The adequacy of cerebral tissue oxygenation (PtO(2)) is a central therapeutic end point in critically ill and anesthetized patients. Clinically, PtO(2) is currently measured indirectly, based on measurements of cerebrovascular oxygenation using near infrared spectroscopy and experimentally, using positron emission tomographic scanning. Recent developments in electron paramagnetic resonance (EPR) oximetry facilitate accurate, sensitive, and repeated measurements of PtO(2). EPR is similar to nuclear magnetic resonance but detects paramagnetic species. Because these species are not abundant in brain (or other tissues) in vivo, oxygen-responsive paramagnetic lithium phthalocyanine crystals implanted into the cerebral cortex are used for the measurement of oxygen. The line widths of the EPR spectra of these materials are linear functions of PtO(2).
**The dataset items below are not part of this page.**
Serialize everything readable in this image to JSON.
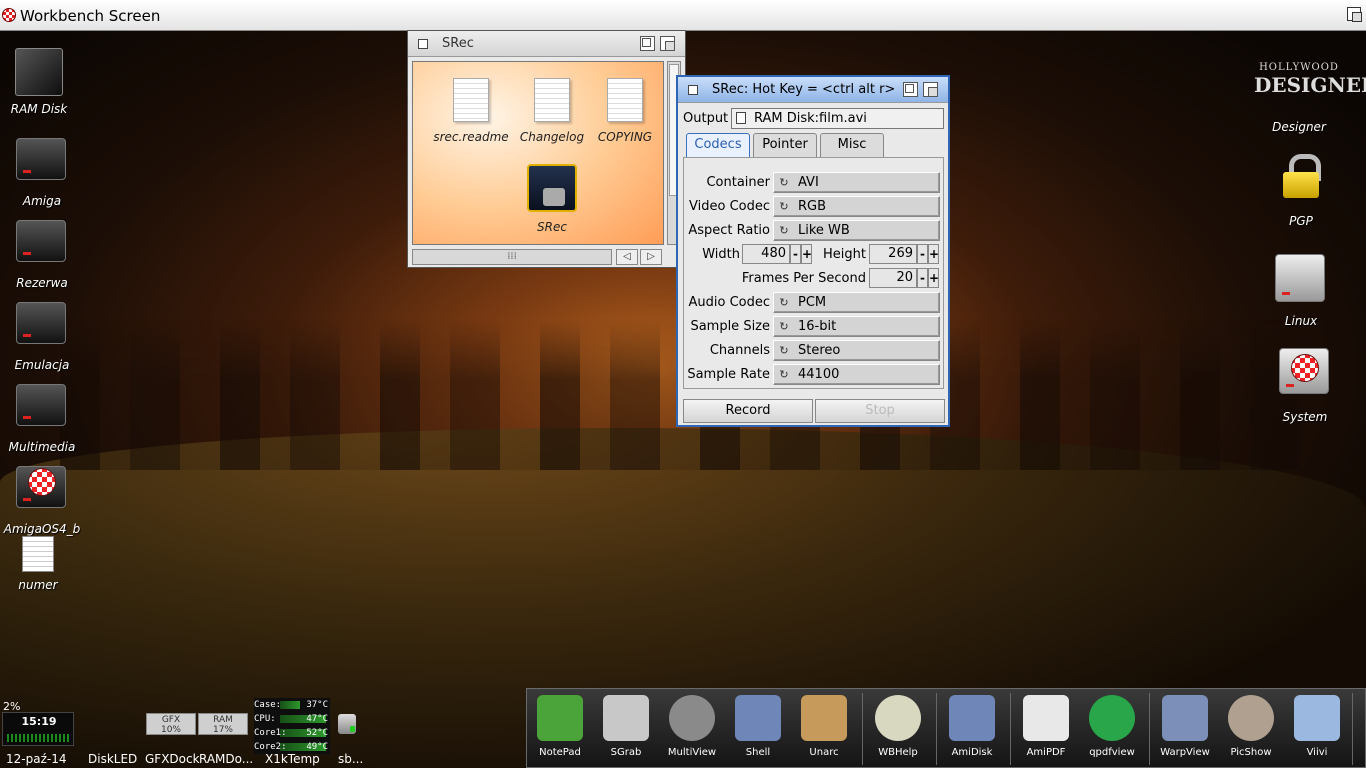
{
  "screen": {
    "title": "Workbench Screen"
  },
  "desktop_left": [
    {
      "label": "RAM Disk",
      "icon": "ram-disk-icon"
    },
    {
      "label": "Amiga",
      "icon": "drive-tools-icon"
    },
    {
      "label": "Rezerwa",
      "icon": "drive-hammer-icon"
    },
    {
      "label": "Emulacja",
      "icon": "drive-gamepad-icon"
    },
    {
      "label": "Multimedia",
      "icon": "drive-film-icon"
    },
    {
      "label": "AmigaOS4_b",
      "icon": "drive-boing-icon"
    },
    {
      "label": "numer",
      "icon": "doc-magnifier-icon"
    }
  ],
  "desktop_right": [
    {
      "label": "Designer",
      "icon": "hollywood-designer-icon",
      "logo_line1": "HOLLYWOOD",
      "logo_line2": "DESIGNER"
    },
    {
      "label": "PGP",
      "icon": "padlock-icon"
    },
    {
      "label": "Linux",
      "icon": "tux-drive-icon"
    },
    {
      "label": "System",
      "icon": "drive-boing-icon"
    }
  ],
  "drawer": {
    "title": "SRec",
    "files": [
      {
        "label": "srec.readme"
      },
      {
        "label": "Changelog"
      },
      {
        "label": "COPYING"
      },
      {
        "label": "SRec"
      }
    ]
  },
  "srec": {
    "title": "SRec: Hot Key = <ctrl alt r>",
    "output_label": "Output",
    "output_value": "RAM Disk:film.avi",
    "tabs": [
      "Codecs",
      "Pointer",
      "Misc"
    ],
    "container_label": "Container",
    "container_value": "AVI",
    "video_codec_label": "Video Codec",
    "video_codec_value": "RGB",
    "aspect_label": "Aspect Ratio",
    "aspect_value": "Like WB",
    "width_label": "Width",
    "width_value": "480",
    "height_label": "Height",
    "height_value": "269",
    "fps_label": "Frames Per Second",
    "fps_value": "20",
    "audio_codec_label": "Audio Codec",
    "audio_codec_value": "PCM",
    "sample_size_label": "Sample Size",
    "sample_size_value": "16-bit",
    "channels_label": "Channels",
    "channels_value": "Stereo",
    "sample_rate_label": "Sample Rate",
    "sample_rate_value": "44100",
    "record_label": "Record",
    "stop_label": "Stop"
  },
  "dock": [
    {
      "label": "NotePad",
      "color": "#4aa43a"
    },
    {
      "label": "SGrab",
      "color": "#c8c8c8"
    },
    {
      "label": "MultiView",
      "color": "#8a8a8a"
    },
    {
      "label": "Shell",
      "color": "#6f86b8"
    },
    {
      "label": "Unarc",
      "color": "#c69a5a"
    },
    {
      "label": "WBHelp",
      "color": "#d8d8c0"
    },
    {
      "label": "AmiDisk",
      "color": "#6f86b8"
    },
    {
      "label": "AmiPDF",
      "color": "#e8e8e8"
    },
    {
      "label": "qpdfview",
      "color": "#29a64a"
    },
    {
      "label": "WarpView",
      "color": "#7c8fb8"
    },
    {
      "label": "PicShow",
      "color": "#b0a090"
    },
    {
      "label": "Viivi",
      "color": "#9ab8e0"
    }
  ],
  "gadgets": {
    "cpu_percent": "2%",
    "time": "15:19",
    "date": "12-paź-14",
    "labels": [
      "DiskLED",
      "GFXDock",
      "RAMDo...",
      "X1kTemp",
      "sb..."
    ],
    "gfx_meter_label": "GFX",
    "gfx_meter_value": "10%",
    "ram_meter_label": "RAM",
    "ram_meter_value": "17%",
    "temps": [
      {
        "name": "Case:",
        "value": "37°C"
      },
      {
        "name": "CPU:",
        "value": "47°C"
      },
      {
        "name": "Core1:",
        "value": "52°C"
      },
      {
        "name": "Core2:",
        "value": "49°C"
      }
    ]
  }
}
We used EPR oximetry in anesthetized rats to study the patterns of PtO(2) during exposure to various inhaled and injected general anesthetics and to varying levels of inspired oxygen. Rats anesthetized with 2.0 minimum alveolar anesthetic concentration isoflurane maintained the largest PtO(2) (38.0 +/- 4.5 mm Hg) and rats anesthetized with ketamine/xylazine had the smallest PtO(2) (3.5 +/- 0.3 mm Hg) at a fraction of inspired oxygen (FIO(2)) of 0.21, P < 0.05. The maximal PtO(2) achieved under ketamine/xylazine anesthesia with FIO(2) of 1.0 was 8.8 +/- 0.3 mm Hg, whereas PtO(2) measured during isoflurane anesthesia with FIO(2) of 1.0 was 56.3 +/- 1.7 mm Hg (P < 0.05). These data highlight the experimental utility of EPR in measuring PtO(2) during anesthesia and serve as a foundation for further study of PtO(2) in response to physiologic perturbations and therapeutic interventions directed at preventing cerebral ischemia. Using in vivo electron paramagnetic resonance oximetry, we studied the patterns of cerebral tissue oxygenation (PtO(2)) during exposure to various inhaled and injected general anesthetics, and to varying levels of inspired oxygen. These data show that inhaled anesthetics result in larger levels of PtO(2) in the brain than do several injectable anesthetics. The results highlight the experimental utility of electron paramagnetic resonance in measuring PtO(2) during anesthesia and serve as a foundation for further study of PtO(2) in response to physiologic perturbations and therapeutic interventions directed at preventing cerebral ischemia.